= State-merging =

Concept in quantum information theory

In quantum information theory, quantum state merging is the transfer of a quantum state when the receiver already has part of the state. The process optimally transfers partial information using entanglement and classical communication. It allows for sending information using an amount of entanglement given by the conditional quantum entropy, $H(A|B)\,=\,H(AB)-H(B) \, .$ with $H(A)$ the von Neumann entropy, $H(A):=-Tr\rho_A\log\rho_A$. It thus provides an operational meaning to this quantity. It was proposed by Michał Horodecki, Jonathan Oppenheim and Andreas Winter in 2005.

Unlike its classical counterpart, the quantum conditional entropy can be negative. In this case, the sender can transfer the state to the receiver using no entanglement, and as an added bonus, this amount of entanglement can be gained, rather than used. Thus quantum information can be negative.

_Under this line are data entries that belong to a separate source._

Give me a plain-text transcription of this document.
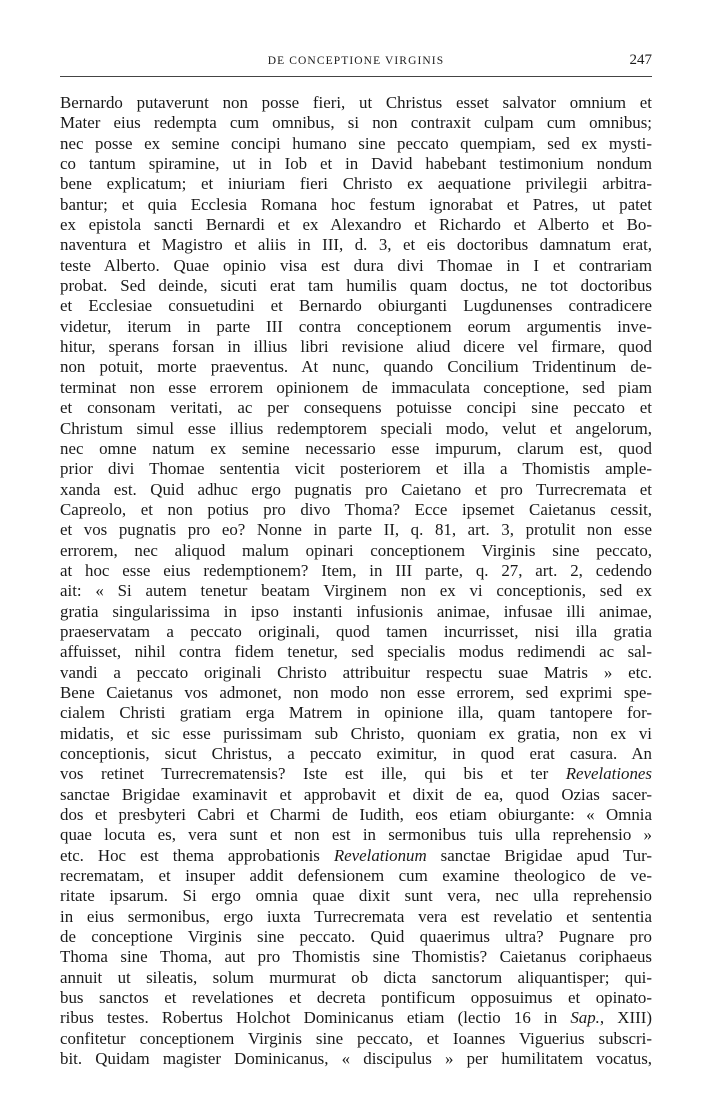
DE CONCEPTIONE VIRGINIS	247
Bernardo putaverunt non posse fieri, ut Christus esset salvator omnium et
Mater eius redempta cum omnibus, si non contraxit culpam cum omnibus;
nec posse ex semine concipi humano sine peccato quempiam, sed ex mysti-
co tantum spiramine, ut in Iob et in David habebant testimonium nondum
bene explicatum; et iniuriam fieri Christo ex aequatione privilegii arbitra-
bantur; et quia Ecclesia Romana hoc festum ignorabat et Patres, ut patet
ex epistola sancti Bernardi et ex Alexandro et Richardo et Alberto et Bo-
naventura et Magistro et aliis in III, d. 3, et eis doctoribus damnatum erat,
teste Alberto. Quae opinio visa est dura divi Thomae in I et contrariam
probat. Sed deinde, sicuti erat tam humilis quam doctus, ne tot doctoribus
et Ecclesiae consuetudini et Bernardo obiurganti Lugdunenses contradicere
videtur, iterum in parte III contra conceptionem eorum argumentis inve-
hitur, sperans forsan in illius libri revisione aliud dicere vel firmare, quod
non potuit, morte praeventus. At nunc, quando Concilium Tridentinum de-
terminat non esse errorem opinionem de immaculata conceptione, sed piam
et consonam veritati, ac per consequens potuisse concipi sine peccato et
Christum simul esse illius redemptorem speciali modo, velut et angelorum,
nec omne natum ex semine necessario esse impurum, clarum est, quod
prior divi Thomae sententia vicit posteriorem et illa a Thomistis ample-
xanda est. Quid adhuc ergo pugnatis pro Caietano et pro Turrecremata et
Capreolo, et non potius pro divo Thoma? Ecce ipsemet Caietanus cessit,
et vos pugnatis pro eo? Nonne in parte II, q. 81, art. 3, protulit non esse
errorem, nec aliquod malum opinari conceptionem Virginis sine peccato,
at hoc esse eius redemptionem? Item, in III parte, q. 27, art. 2, cedendo
ait: « Si autem tenetur beatam Virginem non ex vi conceptionis, sed ex
gratia singularissima in ipso instanti infusionis animae, infusae illi animae,
praeservatam a peccato originali, quod tamen incurrisset, nisi illa gratia
affuisset, nihil contra fidem tenetur, sed specialis modus redimendi ac sal-
vandi a peccato originali Christo attribuitur respectu suae Matris » etc.
Bene Caietanus vos admonet, non modo non esse errorem, sed exprimi spe-
cialem Christi gratiam erga Matrem in opinione illa, quam tantopere for-
midatis, et sic esse purissimam sub Christo, quoniam ex gratia, non ex vi
conceptionis, sicut Christus, a peccato eximitur, in quod erat casura. An
vos retinet Turrecrematensis? Iste est ille, qui bis et ter Revelationes
sanctae Brigidae examinavit et approbavit et dixit de ea, quod Ozias sacer-
dos et presbyteri Cabri et Charmi de Iudith, eos etiam obiurgante: « Omnia
quae locuta es, vera sunt et non est in sermonibus tuis ulla reprehensio »
etc. Hoc est thema approbationis Revelationum sanctae Brigidae apud Tur-
recrematam, et insuper addit defensionem cum examine theologico de ve-
ritate ipsarum. Si ergo omnia quae dixit sunt vera, nec ulla reprehensio
in eius sermonibus, ergo iuxta Turrecremata vera est revelatio et sententia
de conceptione Virginis sine peccato. Quid quaerimus ultra? Pugnare pro
Thoma sine Thoma, aut pro Thomistis sine Thomistis? Caietanus coriphaeus
annuit ut sileatis, solum murmurat ob dicta sanctorum aliquantisper; qui-
bus sanctos et revelationes et decreta pontificum opposuimus et opinato-
ribus testes. Robertus Holchot Dominicanus etiam (lectio 16 in Sap., XIII)
confitetur conceptionem Virginis sine peccato, et Ioannes Viguerius subscri-
bit. Quidam magister Dominicanus, « discipulus » per humilitatem vocatus,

The amount of classical information needed is the mutual information $I(A:R):=H(A)+H(R)-H(AR)$. The case where the classical communication is replaced by quantum communication was considered in. This is known as the fully quantum Slepian–Wolf theorem, since everything is sent down the quantum channel. A single-shot version of state merging was found by Berta, and a multiparty single shot version was found in. The quantum discord has been interpreted using state merging.